À aucun moment elle n’a recommandé de consulter un médecin, contrairement à ce qu’a fait sa collègue Nathalie Ross lors d’une autre visite. 

«Si la personne se présente et dit à son naturopathe: “Je fais de l’anémie”, écoutez, il doit référer», réagit Christine Myette, responsable de l’éthique et des affaires juridiques de l’ANPQ et de l’ANQ. 

Mme Betton avance de fausses théories pseudoscientifiques pour les justifier. 

«Les pierres, quand tu les regardes ça n’a pas l’air vivant, mais ça émet une vibration, une fréquence qui fait que mis à différents endroits sur ton système, ça vient aider à réguler le corps», explique-t-elle. 
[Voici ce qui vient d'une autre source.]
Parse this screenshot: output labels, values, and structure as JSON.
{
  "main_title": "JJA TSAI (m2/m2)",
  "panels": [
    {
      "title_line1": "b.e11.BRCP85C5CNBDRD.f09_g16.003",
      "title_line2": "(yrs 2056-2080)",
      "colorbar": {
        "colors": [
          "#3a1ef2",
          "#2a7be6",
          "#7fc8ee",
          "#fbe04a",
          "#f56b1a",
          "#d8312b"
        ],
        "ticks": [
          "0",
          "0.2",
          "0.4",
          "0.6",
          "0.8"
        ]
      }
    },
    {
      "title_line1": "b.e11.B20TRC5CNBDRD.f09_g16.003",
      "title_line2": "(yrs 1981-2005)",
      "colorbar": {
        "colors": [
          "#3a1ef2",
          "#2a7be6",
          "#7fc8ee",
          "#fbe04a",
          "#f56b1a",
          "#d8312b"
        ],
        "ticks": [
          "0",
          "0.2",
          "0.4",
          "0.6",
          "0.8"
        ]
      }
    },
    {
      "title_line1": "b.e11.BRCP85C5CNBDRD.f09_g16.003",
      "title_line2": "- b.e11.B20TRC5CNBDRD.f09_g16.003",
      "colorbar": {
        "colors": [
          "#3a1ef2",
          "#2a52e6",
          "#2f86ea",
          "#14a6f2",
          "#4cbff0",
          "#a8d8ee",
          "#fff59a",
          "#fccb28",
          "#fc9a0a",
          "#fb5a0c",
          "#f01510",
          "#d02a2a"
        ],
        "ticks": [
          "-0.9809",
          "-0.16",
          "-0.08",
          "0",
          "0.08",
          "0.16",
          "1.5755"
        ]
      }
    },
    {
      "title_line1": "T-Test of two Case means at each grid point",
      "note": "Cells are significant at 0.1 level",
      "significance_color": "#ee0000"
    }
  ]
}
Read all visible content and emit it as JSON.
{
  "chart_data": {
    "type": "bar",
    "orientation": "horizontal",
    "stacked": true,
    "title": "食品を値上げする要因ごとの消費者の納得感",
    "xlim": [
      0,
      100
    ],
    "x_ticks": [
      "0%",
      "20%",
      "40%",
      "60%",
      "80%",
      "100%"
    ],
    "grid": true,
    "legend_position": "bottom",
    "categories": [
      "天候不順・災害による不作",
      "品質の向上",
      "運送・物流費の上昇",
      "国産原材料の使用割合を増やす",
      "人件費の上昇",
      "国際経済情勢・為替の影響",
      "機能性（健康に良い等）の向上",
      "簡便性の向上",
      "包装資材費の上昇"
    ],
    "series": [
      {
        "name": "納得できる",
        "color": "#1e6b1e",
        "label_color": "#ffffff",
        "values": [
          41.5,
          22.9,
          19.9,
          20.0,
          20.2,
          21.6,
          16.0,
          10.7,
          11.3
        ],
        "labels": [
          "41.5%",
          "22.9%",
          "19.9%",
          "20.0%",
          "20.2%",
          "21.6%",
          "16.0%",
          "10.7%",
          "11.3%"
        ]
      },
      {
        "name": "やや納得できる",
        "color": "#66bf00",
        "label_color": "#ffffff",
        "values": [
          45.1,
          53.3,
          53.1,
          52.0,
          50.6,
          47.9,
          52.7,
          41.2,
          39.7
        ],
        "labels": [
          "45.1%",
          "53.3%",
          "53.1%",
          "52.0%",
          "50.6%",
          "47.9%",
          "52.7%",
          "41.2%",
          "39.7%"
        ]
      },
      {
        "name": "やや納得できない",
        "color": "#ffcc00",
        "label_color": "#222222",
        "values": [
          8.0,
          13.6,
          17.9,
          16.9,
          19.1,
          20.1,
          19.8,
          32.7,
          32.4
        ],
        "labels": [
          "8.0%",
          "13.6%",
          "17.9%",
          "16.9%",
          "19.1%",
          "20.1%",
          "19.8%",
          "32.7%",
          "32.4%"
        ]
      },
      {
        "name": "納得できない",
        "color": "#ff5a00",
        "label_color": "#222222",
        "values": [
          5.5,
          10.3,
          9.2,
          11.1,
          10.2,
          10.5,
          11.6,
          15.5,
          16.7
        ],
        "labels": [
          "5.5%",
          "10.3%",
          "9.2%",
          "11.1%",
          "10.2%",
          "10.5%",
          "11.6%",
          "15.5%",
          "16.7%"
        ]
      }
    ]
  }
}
Elle nous invite ensuite à enfiler un peignoir et à nous allonger sur la table de traitement pendant qu’elle retourne dans la réserve pour sélectionner les pierres qui, selon son analyse, soulageront nos maux. Elle revient avec un petit plateau rempli de scintillantes roches qu’elle pose une à une à différents endroits sur notre corps : sur le front, la nuque, le sternum, le ventre, les mains, les jambes, même scotchées sous les pieds. Quelles pierres seront utilisées durant notre soin? 

«Si on parle trop et qu’il faut tout analyser, ça ne favorise pas le travail [des pierres]», avertit-elle. Notre question demeure sans réponse. 

Elle tamise la lumière, ajuste la musique de détente, confie que parfois les gens s’endorment, et quitte la pièce. Alors que nous sommes blottis dans un peignoir sous une épaisse couverture, l’ambiance incite, certes, à la relaxation. Au bout d’une heure, les cristaux ont, selon la croyance, transmis leur énergie au patient.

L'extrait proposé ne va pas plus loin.